Layer Runtime file Source Purpose
Global system defaults <state-root>/neon-pilot-runtime/APPEND_SYSTEM.md Built-in/runtime system prompt template plus configured append-system material Always-on personal defaults such as behavior, execution guidance, and knowledge pointers
Agent instruction files <state-root>/neon-pilot-runtime/AGENTS.md Knowledge root, machine-local, configured, repo, ancestor, and local AGENTS.md files Durable user, machine, repo, and directory-scoped standing instructions

Treat APPEND_SYSTEM.md as generated runtime context, not as a repo instruction file. Treat AGENTS.md files as editable instruction sources with explicit scope. Model profiles that need smaller prompts, such as local/constrained model extensions, may replace instruction files or skills with file pointers while keeping generated global system defaults embedded.

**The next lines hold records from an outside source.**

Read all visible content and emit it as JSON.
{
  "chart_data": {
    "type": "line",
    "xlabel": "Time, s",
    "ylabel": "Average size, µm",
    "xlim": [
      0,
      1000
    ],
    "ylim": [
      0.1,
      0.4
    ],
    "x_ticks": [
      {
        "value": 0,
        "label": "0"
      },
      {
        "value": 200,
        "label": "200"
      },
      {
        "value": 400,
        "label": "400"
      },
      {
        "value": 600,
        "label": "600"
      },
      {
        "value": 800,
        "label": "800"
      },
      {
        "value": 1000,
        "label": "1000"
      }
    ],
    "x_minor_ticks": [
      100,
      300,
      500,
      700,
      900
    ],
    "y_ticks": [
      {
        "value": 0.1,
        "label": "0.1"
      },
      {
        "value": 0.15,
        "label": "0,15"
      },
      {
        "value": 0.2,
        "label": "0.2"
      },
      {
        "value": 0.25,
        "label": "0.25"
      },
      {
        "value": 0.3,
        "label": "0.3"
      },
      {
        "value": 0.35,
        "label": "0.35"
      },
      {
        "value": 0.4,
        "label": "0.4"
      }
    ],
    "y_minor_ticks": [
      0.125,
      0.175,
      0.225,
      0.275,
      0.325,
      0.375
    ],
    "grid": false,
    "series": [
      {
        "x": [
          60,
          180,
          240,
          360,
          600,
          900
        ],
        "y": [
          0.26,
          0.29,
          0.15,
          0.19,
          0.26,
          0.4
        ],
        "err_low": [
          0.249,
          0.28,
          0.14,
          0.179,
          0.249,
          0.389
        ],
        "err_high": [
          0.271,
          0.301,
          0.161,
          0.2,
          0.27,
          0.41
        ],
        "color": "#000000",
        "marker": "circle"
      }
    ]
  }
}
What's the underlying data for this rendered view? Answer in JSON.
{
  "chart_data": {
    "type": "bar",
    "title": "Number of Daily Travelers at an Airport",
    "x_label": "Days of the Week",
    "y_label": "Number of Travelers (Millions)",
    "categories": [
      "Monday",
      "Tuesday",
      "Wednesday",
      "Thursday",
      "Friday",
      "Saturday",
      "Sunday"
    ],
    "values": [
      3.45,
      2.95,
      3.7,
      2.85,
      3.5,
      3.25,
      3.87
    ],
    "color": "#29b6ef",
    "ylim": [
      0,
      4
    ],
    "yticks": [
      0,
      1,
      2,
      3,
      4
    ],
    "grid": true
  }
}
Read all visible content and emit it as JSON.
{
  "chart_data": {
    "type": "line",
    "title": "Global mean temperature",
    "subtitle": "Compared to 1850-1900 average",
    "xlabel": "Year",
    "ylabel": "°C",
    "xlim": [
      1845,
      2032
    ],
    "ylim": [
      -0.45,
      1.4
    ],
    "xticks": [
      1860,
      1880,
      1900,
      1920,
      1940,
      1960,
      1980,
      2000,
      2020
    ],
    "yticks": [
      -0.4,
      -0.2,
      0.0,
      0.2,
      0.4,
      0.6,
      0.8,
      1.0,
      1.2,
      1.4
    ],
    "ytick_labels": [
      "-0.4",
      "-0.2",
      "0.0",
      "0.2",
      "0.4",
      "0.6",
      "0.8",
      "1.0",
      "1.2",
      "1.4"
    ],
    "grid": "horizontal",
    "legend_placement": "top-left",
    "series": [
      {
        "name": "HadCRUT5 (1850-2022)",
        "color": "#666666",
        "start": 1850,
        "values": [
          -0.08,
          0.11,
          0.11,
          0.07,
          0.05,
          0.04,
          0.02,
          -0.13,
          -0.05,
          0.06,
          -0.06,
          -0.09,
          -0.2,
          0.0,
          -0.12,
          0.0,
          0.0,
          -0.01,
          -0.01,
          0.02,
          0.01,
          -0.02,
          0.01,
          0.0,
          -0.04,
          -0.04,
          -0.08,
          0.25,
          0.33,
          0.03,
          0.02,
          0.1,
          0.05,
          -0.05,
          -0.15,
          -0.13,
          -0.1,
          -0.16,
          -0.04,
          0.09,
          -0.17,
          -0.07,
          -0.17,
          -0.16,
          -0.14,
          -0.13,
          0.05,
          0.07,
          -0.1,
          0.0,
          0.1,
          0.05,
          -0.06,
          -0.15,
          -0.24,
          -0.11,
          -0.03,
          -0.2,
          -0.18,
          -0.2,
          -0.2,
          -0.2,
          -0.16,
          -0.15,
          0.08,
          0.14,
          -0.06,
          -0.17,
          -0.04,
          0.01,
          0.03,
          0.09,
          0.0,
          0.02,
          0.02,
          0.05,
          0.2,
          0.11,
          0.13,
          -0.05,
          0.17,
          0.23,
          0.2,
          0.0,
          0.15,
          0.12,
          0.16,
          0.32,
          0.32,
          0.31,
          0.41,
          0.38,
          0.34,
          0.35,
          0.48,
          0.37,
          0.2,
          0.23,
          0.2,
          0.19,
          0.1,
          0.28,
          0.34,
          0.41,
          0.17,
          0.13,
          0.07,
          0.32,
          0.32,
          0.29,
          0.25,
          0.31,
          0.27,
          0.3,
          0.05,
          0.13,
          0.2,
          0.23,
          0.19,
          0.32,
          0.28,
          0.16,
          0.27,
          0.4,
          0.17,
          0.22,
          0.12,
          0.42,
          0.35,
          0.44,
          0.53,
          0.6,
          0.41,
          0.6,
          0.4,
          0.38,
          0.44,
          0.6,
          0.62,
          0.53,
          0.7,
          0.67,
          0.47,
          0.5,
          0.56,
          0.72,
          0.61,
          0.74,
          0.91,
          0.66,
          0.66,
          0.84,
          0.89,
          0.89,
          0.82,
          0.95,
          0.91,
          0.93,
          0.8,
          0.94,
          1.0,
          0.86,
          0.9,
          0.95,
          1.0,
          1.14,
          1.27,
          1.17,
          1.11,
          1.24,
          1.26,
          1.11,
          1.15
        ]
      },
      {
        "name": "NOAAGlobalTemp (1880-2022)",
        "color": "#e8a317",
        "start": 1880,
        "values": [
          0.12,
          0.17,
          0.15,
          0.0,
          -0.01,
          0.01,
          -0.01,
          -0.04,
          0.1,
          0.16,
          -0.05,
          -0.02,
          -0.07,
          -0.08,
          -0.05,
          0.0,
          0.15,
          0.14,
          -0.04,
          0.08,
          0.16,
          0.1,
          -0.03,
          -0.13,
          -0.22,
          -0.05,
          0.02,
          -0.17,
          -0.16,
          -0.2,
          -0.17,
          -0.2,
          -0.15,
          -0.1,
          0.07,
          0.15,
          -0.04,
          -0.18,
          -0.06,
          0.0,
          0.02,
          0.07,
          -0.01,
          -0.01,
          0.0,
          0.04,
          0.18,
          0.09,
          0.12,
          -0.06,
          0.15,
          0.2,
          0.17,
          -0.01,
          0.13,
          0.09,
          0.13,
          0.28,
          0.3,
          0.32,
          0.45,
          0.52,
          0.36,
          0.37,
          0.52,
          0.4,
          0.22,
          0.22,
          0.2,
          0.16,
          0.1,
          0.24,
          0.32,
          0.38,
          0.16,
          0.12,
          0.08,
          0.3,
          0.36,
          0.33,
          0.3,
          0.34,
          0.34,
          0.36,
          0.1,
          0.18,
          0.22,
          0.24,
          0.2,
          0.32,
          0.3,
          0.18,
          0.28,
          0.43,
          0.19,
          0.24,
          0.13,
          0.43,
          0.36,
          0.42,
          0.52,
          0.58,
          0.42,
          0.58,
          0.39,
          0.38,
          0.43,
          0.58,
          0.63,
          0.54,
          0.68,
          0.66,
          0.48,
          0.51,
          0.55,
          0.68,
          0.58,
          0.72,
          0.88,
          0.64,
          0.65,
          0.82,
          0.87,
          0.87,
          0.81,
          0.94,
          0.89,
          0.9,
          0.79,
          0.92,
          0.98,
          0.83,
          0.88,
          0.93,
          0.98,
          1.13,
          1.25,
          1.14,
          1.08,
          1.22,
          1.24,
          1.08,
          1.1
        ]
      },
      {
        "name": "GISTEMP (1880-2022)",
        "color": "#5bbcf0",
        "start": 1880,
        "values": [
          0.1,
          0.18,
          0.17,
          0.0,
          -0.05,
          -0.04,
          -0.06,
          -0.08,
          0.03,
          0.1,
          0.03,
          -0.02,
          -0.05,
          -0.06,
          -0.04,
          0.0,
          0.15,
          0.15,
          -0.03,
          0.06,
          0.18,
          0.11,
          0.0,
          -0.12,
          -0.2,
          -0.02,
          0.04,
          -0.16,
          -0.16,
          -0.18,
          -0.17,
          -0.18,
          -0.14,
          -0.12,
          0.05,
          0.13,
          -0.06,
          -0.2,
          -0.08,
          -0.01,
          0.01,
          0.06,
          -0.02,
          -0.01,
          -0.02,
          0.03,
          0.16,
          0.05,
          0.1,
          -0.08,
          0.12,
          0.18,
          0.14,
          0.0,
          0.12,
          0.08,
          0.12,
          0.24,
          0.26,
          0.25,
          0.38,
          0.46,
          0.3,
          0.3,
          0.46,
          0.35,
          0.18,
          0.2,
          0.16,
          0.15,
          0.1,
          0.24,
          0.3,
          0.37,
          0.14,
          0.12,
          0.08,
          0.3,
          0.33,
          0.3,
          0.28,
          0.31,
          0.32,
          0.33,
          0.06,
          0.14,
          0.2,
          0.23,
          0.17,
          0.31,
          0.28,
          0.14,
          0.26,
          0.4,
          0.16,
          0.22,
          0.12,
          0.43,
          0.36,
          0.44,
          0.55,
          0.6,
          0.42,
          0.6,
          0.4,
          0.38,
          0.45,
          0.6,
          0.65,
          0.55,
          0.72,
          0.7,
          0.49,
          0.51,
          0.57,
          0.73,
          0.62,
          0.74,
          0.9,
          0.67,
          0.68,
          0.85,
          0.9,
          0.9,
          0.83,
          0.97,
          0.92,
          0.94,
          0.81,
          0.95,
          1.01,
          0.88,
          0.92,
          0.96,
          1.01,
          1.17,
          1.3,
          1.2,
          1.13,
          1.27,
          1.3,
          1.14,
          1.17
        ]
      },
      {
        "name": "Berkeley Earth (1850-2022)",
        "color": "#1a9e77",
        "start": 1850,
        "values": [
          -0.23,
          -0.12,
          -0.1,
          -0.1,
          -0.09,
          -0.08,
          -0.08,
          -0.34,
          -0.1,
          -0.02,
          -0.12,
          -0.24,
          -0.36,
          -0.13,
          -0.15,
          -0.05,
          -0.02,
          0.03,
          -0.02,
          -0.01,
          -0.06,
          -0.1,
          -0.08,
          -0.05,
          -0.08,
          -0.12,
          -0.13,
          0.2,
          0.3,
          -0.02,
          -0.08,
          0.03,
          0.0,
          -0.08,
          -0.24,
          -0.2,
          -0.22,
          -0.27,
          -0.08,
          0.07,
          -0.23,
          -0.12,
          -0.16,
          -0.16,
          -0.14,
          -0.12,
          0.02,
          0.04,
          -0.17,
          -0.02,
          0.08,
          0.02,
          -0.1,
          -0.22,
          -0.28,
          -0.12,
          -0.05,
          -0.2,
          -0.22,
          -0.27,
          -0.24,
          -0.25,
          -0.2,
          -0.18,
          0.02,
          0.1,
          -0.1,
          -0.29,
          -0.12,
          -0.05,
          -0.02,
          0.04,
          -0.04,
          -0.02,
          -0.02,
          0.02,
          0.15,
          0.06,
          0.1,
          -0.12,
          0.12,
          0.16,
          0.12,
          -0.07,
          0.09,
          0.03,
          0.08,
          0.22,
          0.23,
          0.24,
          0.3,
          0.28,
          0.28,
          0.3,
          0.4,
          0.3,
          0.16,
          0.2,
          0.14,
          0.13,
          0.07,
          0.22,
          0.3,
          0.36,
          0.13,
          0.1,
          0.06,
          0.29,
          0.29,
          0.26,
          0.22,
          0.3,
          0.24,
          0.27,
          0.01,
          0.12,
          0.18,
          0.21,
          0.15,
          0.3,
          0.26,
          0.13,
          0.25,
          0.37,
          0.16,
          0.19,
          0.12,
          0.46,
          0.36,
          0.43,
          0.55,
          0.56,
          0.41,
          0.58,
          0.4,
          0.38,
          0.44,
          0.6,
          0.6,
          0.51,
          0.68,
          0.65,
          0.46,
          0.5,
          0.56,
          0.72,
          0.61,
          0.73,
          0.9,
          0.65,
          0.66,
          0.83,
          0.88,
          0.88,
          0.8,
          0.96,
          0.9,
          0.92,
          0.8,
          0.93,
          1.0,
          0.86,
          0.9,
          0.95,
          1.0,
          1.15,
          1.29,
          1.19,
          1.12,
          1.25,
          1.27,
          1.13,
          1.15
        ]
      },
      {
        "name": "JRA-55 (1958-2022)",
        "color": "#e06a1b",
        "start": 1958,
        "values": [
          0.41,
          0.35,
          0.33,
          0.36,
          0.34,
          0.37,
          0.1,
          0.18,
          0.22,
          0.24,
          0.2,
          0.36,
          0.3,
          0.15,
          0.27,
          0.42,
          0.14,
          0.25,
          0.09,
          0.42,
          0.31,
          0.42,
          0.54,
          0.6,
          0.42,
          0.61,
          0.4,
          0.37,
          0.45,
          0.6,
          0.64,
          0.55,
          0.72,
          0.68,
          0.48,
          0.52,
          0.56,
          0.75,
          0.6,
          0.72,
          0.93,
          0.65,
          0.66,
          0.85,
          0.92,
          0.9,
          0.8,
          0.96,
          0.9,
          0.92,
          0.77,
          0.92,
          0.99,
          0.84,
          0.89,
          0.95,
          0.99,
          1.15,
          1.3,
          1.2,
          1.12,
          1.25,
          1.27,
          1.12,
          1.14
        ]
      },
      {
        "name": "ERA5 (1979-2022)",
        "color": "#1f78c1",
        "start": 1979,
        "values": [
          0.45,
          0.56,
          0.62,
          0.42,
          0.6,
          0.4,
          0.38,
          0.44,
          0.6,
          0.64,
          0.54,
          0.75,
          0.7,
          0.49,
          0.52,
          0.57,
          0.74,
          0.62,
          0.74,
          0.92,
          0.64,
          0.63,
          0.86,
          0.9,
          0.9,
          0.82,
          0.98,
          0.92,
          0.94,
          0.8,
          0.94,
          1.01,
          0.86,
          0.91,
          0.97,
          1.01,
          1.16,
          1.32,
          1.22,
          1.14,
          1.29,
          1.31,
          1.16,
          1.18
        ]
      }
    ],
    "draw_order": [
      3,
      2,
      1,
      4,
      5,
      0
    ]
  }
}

Desktop, daemon, and local UI state

Not every Settings-page control writes to the same JSON file:

Area Source of truth
Appearance theme picker Browser/Electron localStorage plus contributed extension themes
Conversation defaults <state-root>/neon-pilot-runtime/settings.json
Workspace default cwd <state-root>/neon-pilot-runtime/settings.json
Skills and extra instruction files <config-root>/config.json
Provider/model definitions <config-root>/runtime/shared/models.json
Provider credentials macOS Keychain, <state-root>/secrets.json, legacy auth.json, and environment variables
Extension secrets macOS Keychain, <state-root>/secrets.json, or environment only
Desktop update/startup/keyboard preferences <state-root>/desktop/config.json
Extension enablement and extension keybinding overrides <state-root>/extensions/registry.json
Extension scalar settings <state-root>/settings.json
Automations, reminders, durable executions Daemon runtime database

Rule of thumb

Use machine config for machine-wide roots and discovery inputs. Use runtime settings for active agent defaults. Use extension settings/storage for product features. If an extension needs a new kind of configuration, add a reusable extension API instead of hiding feature-specific config in core.